Friday, November 3, 2017

Extraterrestrial Contact: Considering What Aliens Might Look Like



Image Credit: Helen S. Cooper
We’re familiar with the standard pop culture aliens from the movies and TV. The similarity of those alien depictions to humans has been under criticism for years by astrobiologists. Just this week, a group of Biologists at the University of Oxford said that there may be some key aspects of the development of Earth species that we may be able to apply to alien lifeforms. Futurism.com had a write-up recently.
The paper, titled “Darwin's Aliens,” is published this week in the International Journal of Astrobiology.  You can read the whole article here. Authors Samuel Levin, Thomas Scott, Helen Cooper and Stuart West pick through elements of human evolution to find actions that might apply on other worlds. The most obvious is natural selection, and thus the nod to Darwin in the title. The authors hypothesize that mechanistic features of lifeforms (multiple functional parts- the biological things that allow a creature to live and reproduce) would likely develop on alien planets in the same way they develop on Earth- through variation, differential success and heredity. If reproduction is an intrinsic part of life everywhere, then natural selection would be as well. The authors use the term directional force, meaning that organisms find better ways to reproduce in order to survive. It all comes down to survival, a foundational part of life here on Earth, and perhaps so on other planets.

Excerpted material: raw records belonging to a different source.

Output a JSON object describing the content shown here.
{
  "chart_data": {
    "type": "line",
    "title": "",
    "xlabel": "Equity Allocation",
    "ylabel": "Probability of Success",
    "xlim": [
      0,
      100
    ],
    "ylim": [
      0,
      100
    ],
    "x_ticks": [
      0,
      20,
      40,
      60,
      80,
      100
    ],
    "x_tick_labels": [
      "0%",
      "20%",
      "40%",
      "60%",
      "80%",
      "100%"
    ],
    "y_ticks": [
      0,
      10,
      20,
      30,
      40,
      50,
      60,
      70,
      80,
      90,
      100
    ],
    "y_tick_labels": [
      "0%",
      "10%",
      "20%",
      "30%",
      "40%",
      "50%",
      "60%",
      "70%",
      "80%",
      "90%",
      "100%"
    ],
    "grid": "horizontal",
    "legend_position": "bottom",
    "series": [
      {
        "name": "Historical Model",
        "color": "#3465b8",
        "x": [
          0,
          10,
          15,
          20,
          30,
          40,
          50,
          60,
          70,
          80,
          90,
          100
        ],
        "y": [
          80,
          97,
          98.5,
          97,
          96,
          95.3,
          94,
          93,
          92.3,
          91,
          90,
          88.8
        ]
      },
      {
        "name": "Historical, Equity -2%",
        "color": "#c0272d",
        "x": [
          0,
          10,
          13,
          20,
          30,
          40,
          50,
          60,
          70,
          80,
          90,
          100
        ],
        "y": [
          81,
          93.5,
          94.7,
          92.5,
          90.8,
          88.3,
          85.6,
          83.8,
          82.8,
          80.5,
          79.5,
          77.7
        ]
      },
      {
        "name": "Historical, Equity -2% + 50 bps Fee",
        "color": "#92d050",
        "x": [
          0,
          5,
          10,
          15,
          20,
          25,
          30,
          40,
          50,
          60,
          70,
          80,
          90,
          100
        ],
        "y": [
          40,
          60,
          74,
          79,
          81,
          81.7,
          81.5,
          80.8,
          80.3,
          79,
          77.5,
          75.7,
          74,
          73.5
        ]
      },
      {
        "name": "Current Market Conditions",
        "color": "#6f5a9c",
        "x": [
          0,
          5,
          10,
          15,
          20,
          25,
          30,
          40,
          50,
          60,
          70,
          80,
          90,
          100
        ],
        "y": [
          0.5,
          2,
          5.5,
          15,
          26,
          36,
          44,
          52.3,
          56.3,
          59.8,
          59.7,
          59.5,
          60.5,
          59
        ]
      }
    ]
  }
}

Image Credit: Helen S. Cooper
So what might these alien creatures look like? The authors don’t rule out some similarity to humans. After all, we are the product of thousands of years of natural selection. But the geology and atmosphere of a planet will also dictate how lifeforms develop. The paper includes a couple of drawings of hypothetical alien life designs by co-author Cooper. You can see in those pictures a rendering of multiple functional parts, which in advanced life forms provides the ability to manipulate surroundings. The paper makes a distinction between simple alien life and complex alien life:


“We have established that aliens will undergo natural selection. It also seems reasonable that, given the sliding scale from replicating molecules to large creatures with many body parts and beyond, some alien discoveries would be more interesting than others. In particular, the more complex the aliens we find, the more interesting and exciting they will be, irrespective of whether they appear anything like the life forms on the Earth.”

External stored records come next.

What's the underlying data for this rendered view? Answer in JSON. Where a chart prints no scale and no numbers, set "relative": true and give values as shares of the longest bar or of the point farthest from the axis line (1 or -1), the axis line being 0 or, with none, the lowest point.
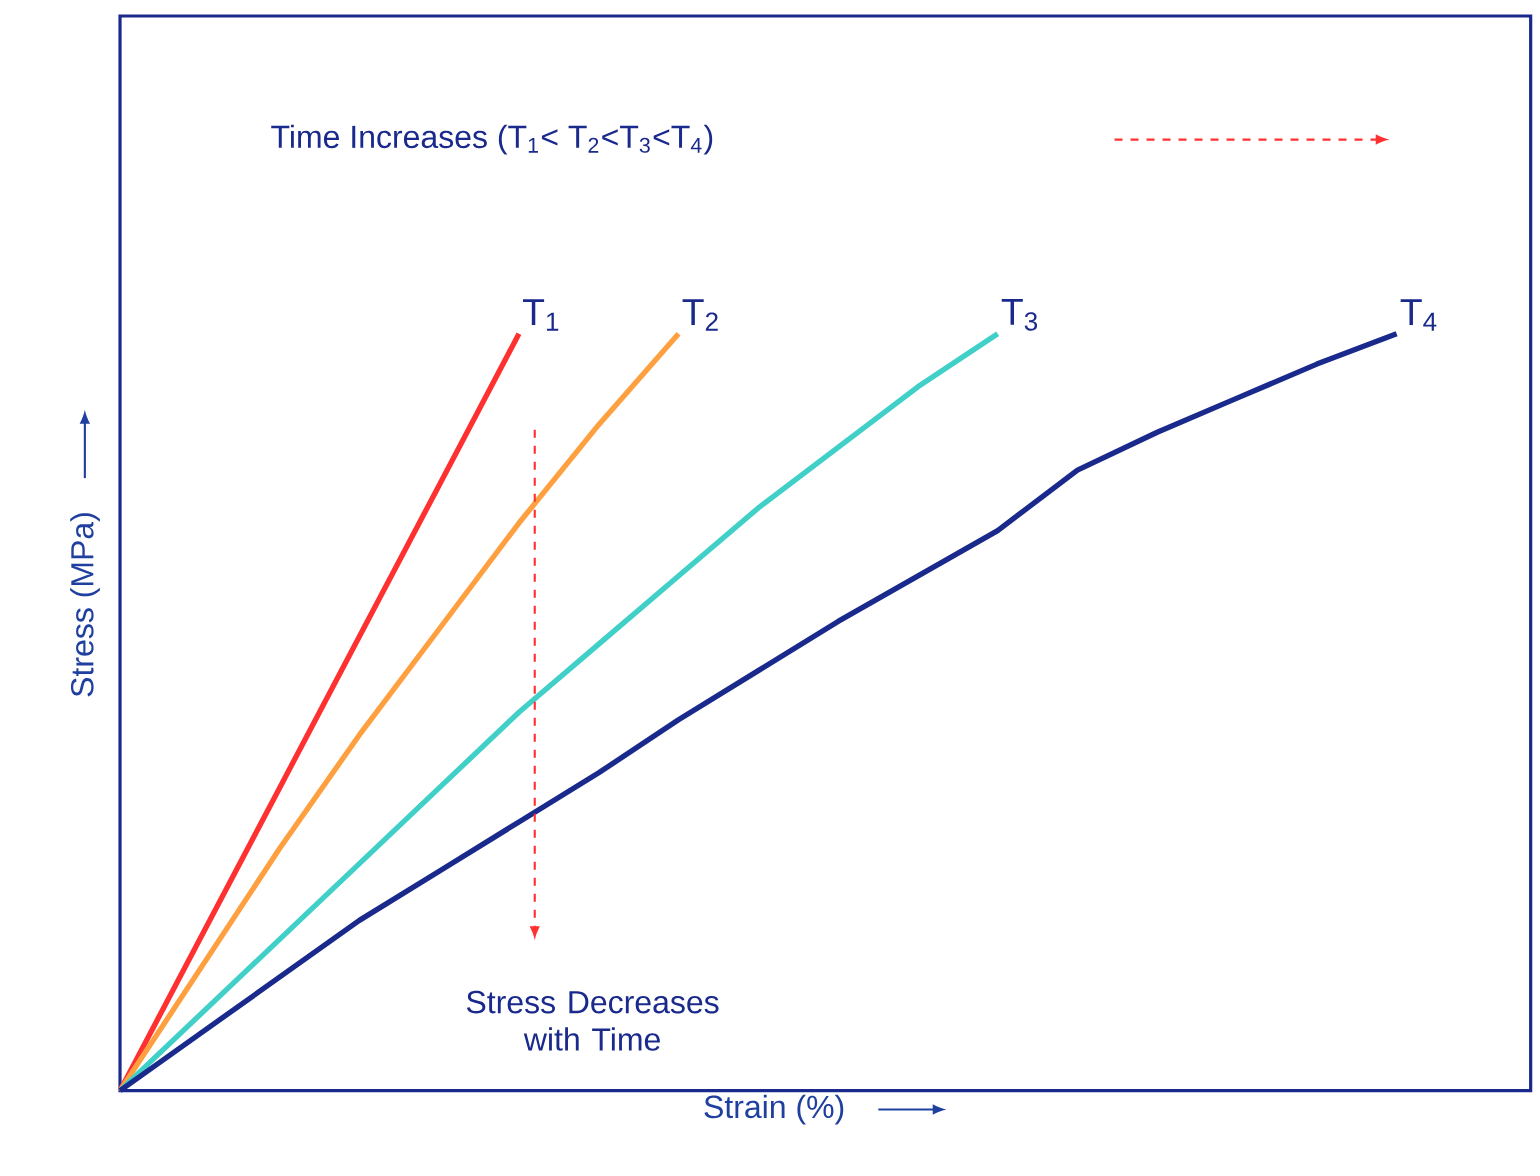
{
  "chart_data": {
    "type": "line",
    "relative": true,
    "xlabel": "Strain (%)",
    "ylabel": "Stress (MPa)",
    "categories": [
      null,
      null,
      null,
      null,
      null,
      null,
      null,
      null,
      null,
      null,
      null,
      null,
      null,
      null,
      null,
      null,
      null
    ],
    "series": [
      {
        "name": "T$_{1}$",
        "color": "#ff3030",
        "values": [
          0,
          0.2,
          0.4,
          0.6,
          0.8,
          1,
          null,
          null,
          null,
          null,
          null,
          null,
          null,
          null,
          null,
          null,
          null
        ]
      },
      {
        "name": "T$_{2}$",
        "color": "#ffa040",
        "values": [
          0,
          0.16,
          0.32,
          0.47,
          0.61,
          0.75,
          0.88,
          1,
          null,
          null,
          null,
          null,
          null,
          null,
          null,
          null,
          null
        ]
      },
      {
        "name": "T$_{3}$",
        "color": "#40d0c8",
        "values": [
          0,
          0.1,
          0.2,
          0.3,
          0.4,
          0.5,
          0.59,
          0.68,
          0.77,
          0.85,
          0.93,
          1,
          null,
          null,
          null,
          null,
          null
        ]
      },
      {
        "name": "T$_{4}$",
        "color": "#1a2a8c",
        "values": [
          0,
          0.075,
          0.15,
          0.225,
          0.29,
          0.355,
          0.42,
          0.49,
          0.555,
          0.62,
          0.68,
          0.74,
          0.82,
          0.87,
          0.915,
          0.96,
          1
        ]
      }
    ],
    "annotations": [
      "Time Increases (T$_{1}$< T$_{2}$<T$_{3}$<T$_{4}$)",
      "Stress Decreases with Time"
    ]
  }
}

The authors conclude with a caution to avoid what they call “circularity” in thinking about the development of alien life. If natural selection is a widespread action in the universe, then alien life will also have a “nested hierarchy of entities” as we have on Earth. In short, organisms would move through a ladder of development that not only creates complexity, but demands it as a means of survival and success.


Does this mean that we won’t be shaking hands with E.T. or one of those popular alien “grays” as the UFO folks like to call them? Not necessarily, but given the potential differences in the chemical composition of other planets, we had best broaden our imaginations and use the teachings of Charles Darwin to guide us in our speculation.